We included 195 MM patients, mainly males (57.9%) with a median age at ASCT of 61 years (28-71). The most prevalent subtype was IgG k (44.1%). The median number of previous therapeutic lines was 1 (1-4) and the majority of patients (61%) received bortezomib as part of first-line regimen. Patients undergone ASCT within a median of 10 months after diagnosis. With a median follow-up time from ASCT of 28.55 months (2.8-121.4), OS at 2 and 5 years was 83.8% and 68.9% and PFS was 74.8% and 37.3%, respectively. Before ASCT, 101 patients (51.8%) achieved very good partial response (VGPR) or better (≥VGPR) and 94 patients (48.2%) a partial response (PR). The patients in ≥VGPR presented significantly longer OS (median OS not reached vs 96.9 months, p=0.023) and PFS (58.5 vs 41.2 months, p = 0.003) compared with those in PR. At 100 days after ASCT, 107 patients (54.9%) presented ≥VGPR, 79 (40.5%) PR and 7 (3.6%) progressive disease. Two patients were not assessed due to loss of follow-up. The group of ≥VGPR showed superior OS (median OS not reached vs 72.4 months, p=0.023) and PFS (58.5 vs 34.79 months, p=0.007) compared to the PR group. We did not found statistically significant differences in survival of patients who achieved ≥VGPR before or after ASCT. Univariate analysis indicates that depth of response before and after ASCT (≥VGPR vs PR) are significant predictors of OS (HR 0.49; 95% CI 0.31-0.80, p=0.004 and HR 0.49; 95% CI 0.30-0.81, p=0.005) and PFS (HR 0.50; 95% CI 0.27-0.92, p=0.026 and HR 0.49; 95% CI 0.27-0.90, p=0.021). Multivariate Cox regression model showed that these factors retain their prognostic value after adjustment for age, International Staging System stage and number of previous lines of treatment.

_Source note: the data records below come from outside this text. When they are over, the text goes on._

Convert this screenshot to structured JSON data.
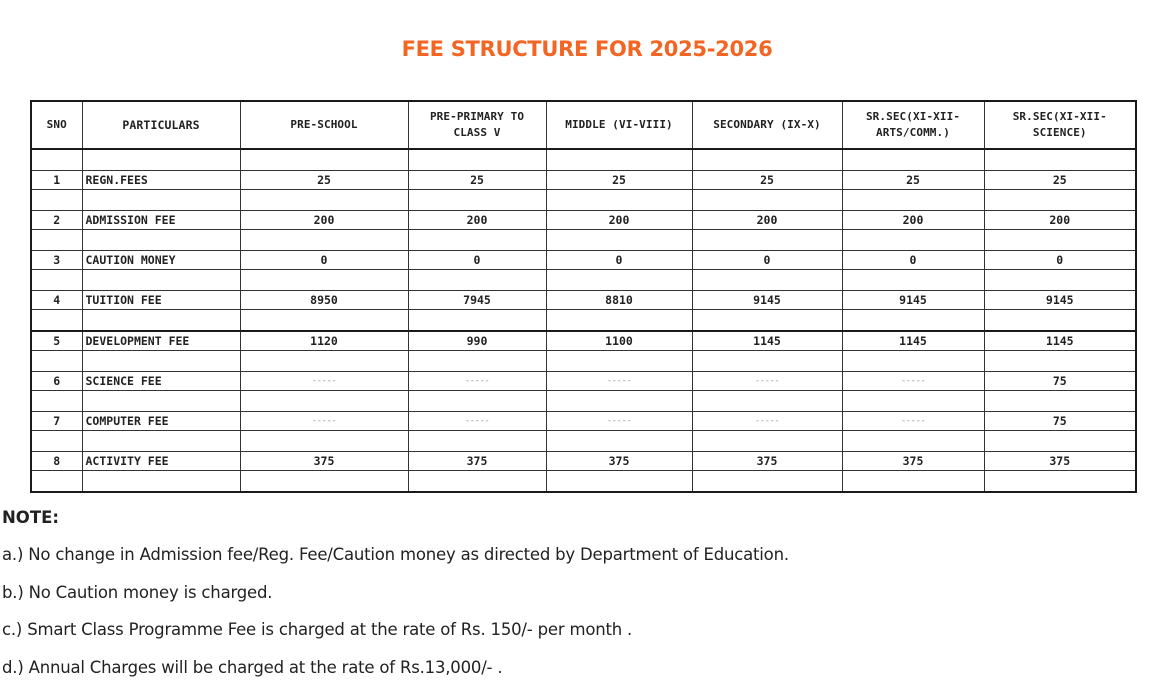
{
  "title": "FEE STRUCTURE FOR 2025-2026",
  "table": {
    "headers": {
      "sno": "SNO",
      "particulars": "PARTICULARS",
      "pre_school": "PRE-SCHOOL",
      "pre_primary_line1": "PRE-PRIMARY TO",
      "pre_primary_line2": "CLASS V",
      "middle": "MIDDLE (VI-VIII)",
      "secondary": "SECONDARY (IX-X)",
      "sr_arts_line1": "SR.SEC(XI-XII-",
      "sr_arts_line2": "ARTS/COMM.)",
      "sr_science_line1": "SR.SEC(XI-XII-",
      "sr_science_line2": "SCIENCE)"
    },
    "rows": [
      {
        "sno": "1",
        "particular": "REGN.FEES",
        "values": [
          "25",
          "25",
          "25",
          "25",
          "25",
          "25"
        ]
      },
      {
        "sno": "2",
        "particular": "ADMISSION FEE",
        "values": [
          "200",
          "200",
          "200",
          "200",
          "200",
          "200"
        ]
      },
      {
        "sno": "3",
        "particular": "CAUTION MONEY",
        "values": [
          "0",
          "0",
          "0",
          "0",
          "0",
          "0"
        ]
      },
      {
        "sno": "4",
        "particular": "TUITION FEE",
        "values": [
          "8950",
          "7945",
          "8810",
          "9145",
          "9145",
          "9145"
        ]
      },
      {
        "sno": "5",
        "particular": "DEVELOPMENT FEE",
        "values": [
          "1120",
          "990",
          "1100",
          "1145",
          "1145",
          "1145"
        ]
      },
      {
        "sno": "6",
        "particular": "SCIENCE FEE",
        "values": [
          "-----",
          "-----",
          "-----",
          "-----",
          "-----",
          "75"
        ]
      },
      {
        "sno": "7",
        "particular": "COMPUTER FEE",
        "values": [
          "-----",
          "-----",
          "-----",
          "-----",
          "-----",
          "75"
        ]
      },
      {
        "sno": "8",
        "particular": "ACTIVITY FEE",
        "values": [
          "375",
          "375",
          "375",
          "375",
          "375",
          "375"
        ]
      }
    ]
  },
  "notes": {
    "heading": "NOTE:",
    "items": [
      "a.) No change in Admission fee/Reg. Fee/Caution money as directed by Department of Education.",
      "b.) No Caution money is charged.",
      "c.) Smart Class Programme Fee is charged at the rate of Rs. 150/- per month .",
      "d.) Annual Charges will be charged at the rate of Rs.13,000/- ."
    ]
  },
  "colors": {
    "title": "#f26522",
    "text": "#222222",
    "border": "#1a1a1a"
  }
}
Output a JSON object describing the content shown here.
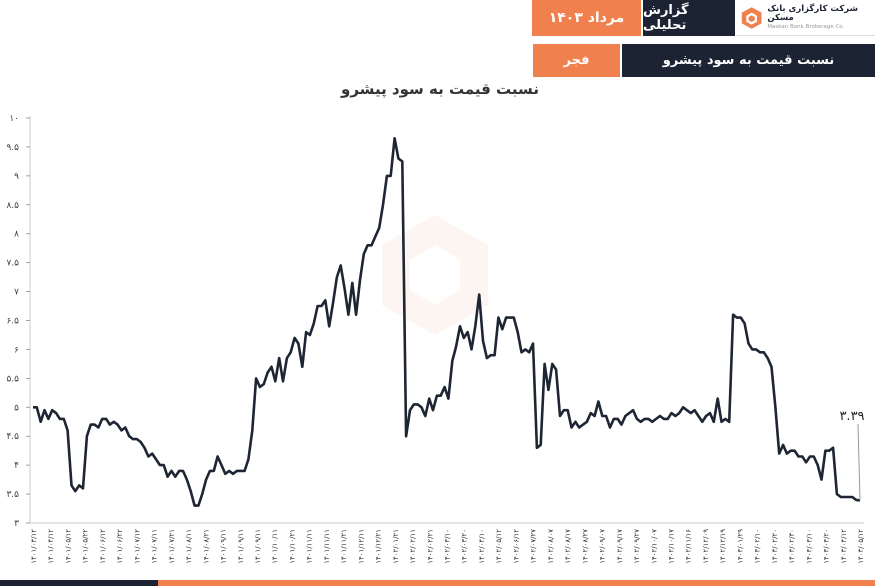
{
  "header": {
    "company_name": "شرکت کارگزاری بانک مسکن",
    "company_name_en": "Maskan Bank Brokerage Co.",
    "report_type": "گزارش تحلیلی",
    "report_date": "مرداد ۱۴۰۳",
    "topic": "نسبت قیمت به سود پیشرو",
    "symbol": "فجر"
  },
  "colors": {
    "navy": "#1c2333",
    "orange": "#f0814e",
    "line": "#1e2533"
  },
  "chart_data": {
    "type": "line",
    "title": "نسبت قیمت به سود پیشرو",
    "xlabel": "",
    "ylabel": "",
    "ylim": [
      3,
      10
    ],
    "yticks": [
      "۳",
      "۳.۵",
      "۴",
      "۴.۵",
      "۵",
      "۵.۵",
      "۶",
      "۶.۵",
      "۷",
      "۷.۵",
      "۸",
      "۸.۵",
      "۹",
      "۹.۵",
      "۱۰"
    ],
    "xticks": [
      "۱۴۰۱/۰۳/۱۲",
      "۱۴۰۱/۰۴/۱۲",
      "۱۴۰۱/۰۵/۱۲",
      "۱۴۰۱/۰۵/۲۲",
      "۱۴۰۱/۰۶/۱۲",
      "۱۴۰۱/۰۶/۲۲",
      "۱۴۰۱/۰۷/۱۲",
      "۱۴۰۱/۰۷/۱۱",
      "۱۴۰۱/۰۷/۲۱",
      "۱۴۰۱/۰۸/۱۱",
      "۱۴۰۱/۰۸/۲۱",
      "۱۴۰۱/۰۹/۱۱",
      "۱۴۰۱/۰۹/۱۱",
      "۱۴۰۱/۰۹/۱۱",
      "۱۴۰۱/۱۰/۱۱",
      "۱۴۰۱/۱۰/۲۱",
      "۱۴۰۱/۱۱/۱۱",
      "۱۴۰۱/۱۱/۱۱",
      "۱۴۰۱/۱۱/۲۱",
      "۱۴۰۱/۱۲/۱۱",
      "۱۴۰۱/۱۲/۲۱",
      "۱۴۰۲/۰۱/۲۱",
      "۱۴۰۲/۰۲/۱۱",
      "۱۴۰۲/۰۲/۲۱",
      "۱۴۰۲/۰۳/۱۰",
      "۱۴۰۲/۰۳/۲۰",
      "۱۴۰۲/۰۴/۱۰",
      "۱۴۰۲/۰۵/۱۲",
      "۱۴۰۲/۰۶/۱۲",
      "۱۴۰۲/۰۷/۲۷",
      "۱۴۰۲/۰۸/۰۷",
      "۱۴۰۲/۰۸/۱۷",
      "۱۴۰۲/۰۸/۲۷",
      "۱۴۰۲/۰۹/۰۷",
      "۱۴۰۲/۰۹/۱۷",
      "۱۴۰۲/۰۹/۲۷",
      "۱۴۰۲/۱۰/۰۷",
      "۱۴۰۲/۱۰/۱۷",
      "۱۴۰۲/۱۱/۱۶",
      "۱۴۰۲/۱۲/۰۹",
      "۱۴۰۲/۱۲/۱۹",
      "۱۴۰۳/۰۱/۲۹",
      "۱۴۰۳/۰۲/۱۰",
      "۱۴۰۳/۰۲/۲۰",
      "۱۴۰۳/۰۲/۳۰",
      "۱۴۰۳/۰۳/۱۰",
      "۱۴۰۳/۰۳/۲۰",
      "۱۴۰۳/۰۴/۱۲",
      "۱۴۰۳/۰۵/۱۲"
    ],
    "series": [
      {
        "values": [
          5.0,
          5.0,
          4.75,
          4.95,
          4.8,
          4.95,
          4.9,
          4.8,
          4.8,
          4.6,
          3.65,
          3.55,
          3.65,
          3.6,
          4.5,
          4.7,
          4.7,
          4.65,
          4.8,
          4.8,
          4.7,
          4.75,
          4.7,
          4.6,
          4.65,
          4.5,
          4.45,
          4.45,
          4.4,
          4.3,
          4.15,
          4.2,
          4.1,
          4.0,
          4.0,
          3.8,
          3.9,
          3.8,
          3.9,
          3.9,
          3.75,
          3.55,
          3.3,
          3.3,
          3.5,
          3.75,
          3.9,
          3.9,
          4.15,
          4.0,
          3.85,
          3.9,
          3.85,
          3.9,
          3.9,
          3.9,
          4.1,
          4.6,
          5.5,
          5.35,
          5.4,
          5.6,
          5.7,
          5.45,
          5.85,
          5.45,
          5.85,
          5.95,
          6.2,
          6.1,
          5.7,
          6.3,
          6.25,
          6.45,
          6.75,
          6.75,
          6.85,
          6.4,
          6.8,
          7.25,
          7.45,
          7.05,
          6.6,
          7.15,
          6.6,
          7.2,
          7.65,
          7.8,
          7.8,
          7.95,
          8.1,
          8.5,
          9.0,
          9.0,
          9.65,
          9.3,
          9.25,
          4.5,
          4.95,
          5.05,
          5.05,
          5.0,
          4.85,
          5.15,
          4.95,
          5.2,
          5.2,
          5.35,
          5.15,
          5.8,
          6.05,
          6.4,
          6.2,
          6.3,
          6.0,
          6.4,
          6.95,
          6.15,
          5.85,
          5.9,
          5.9,
          6.55,
          6.35,
          6.55,
          6.55,
          6.55,
          6.3,
          5.95,
          6.0,
          5.95,
          6.1,
          4.3,
          4.35,
          5.75,
          5.3,
          5.75,
          5.65,
          4.85,
          4.95,
          4.95,
          4.65,
          4.75,
          4.65,
          4.7,
          4.75,
          4.9,
          4.85,
          5.1,
          4.85,
          4.85,
          4.65,
          4.8,
          4.8,
          4.7,
          4.85,
          4.9,
          4.95,
          4.8,
          4.75,
          4.8,
          4.8,
          4.75,
          4.8,
          4.85,
          4.8,
          4.8,
          4.9,
          4.85,
          4.9,
          5.0,
          4.95,
          4.9,
          4.95,
          4.85,
          4.75,
          4.85,
          4.9,
          4.75,
          5.15,
          4.75,
          4.8,
          4.75,
          6.6,
          6.55,
          6.55,
          6.45,
          6.1,
          6.0,
          6.0,
          5.95,
          5.95,
          5.85,
          5.7,
          5.0,
          4.2,
          4.35,
          4.2,
          4.25,
          4.25,
          4.15,
          4.15,
          4.05,
          4.15,
          4.15,
          4.0,
          3.75,
          4.25,
          4.25,
          4.3,
          3.5,
          3.45,
          3.45,
          3.45,
          3.45,
          3.4,
          3.39
        ]
      }
    ],
    "last_value_label": "۳.۳۹"
  }
}
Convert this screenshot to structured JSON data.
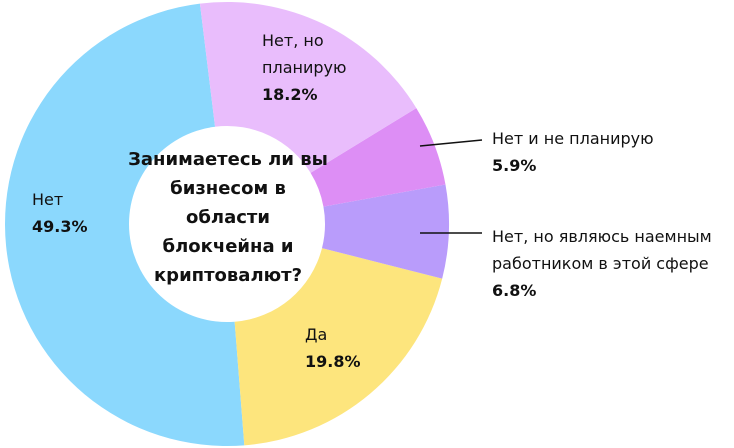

These findings provide evidence for quality of response as a predictor of OS and PFS after ASCT in patients with MM. Outcome after ASCT seems to be better for MM patients who achieve deep responses (at least VGPR) before or after transplant. Our results support the use of more effective induction regimens in order to improve initial response as this may correlate with higher response rates and survival post-ACST.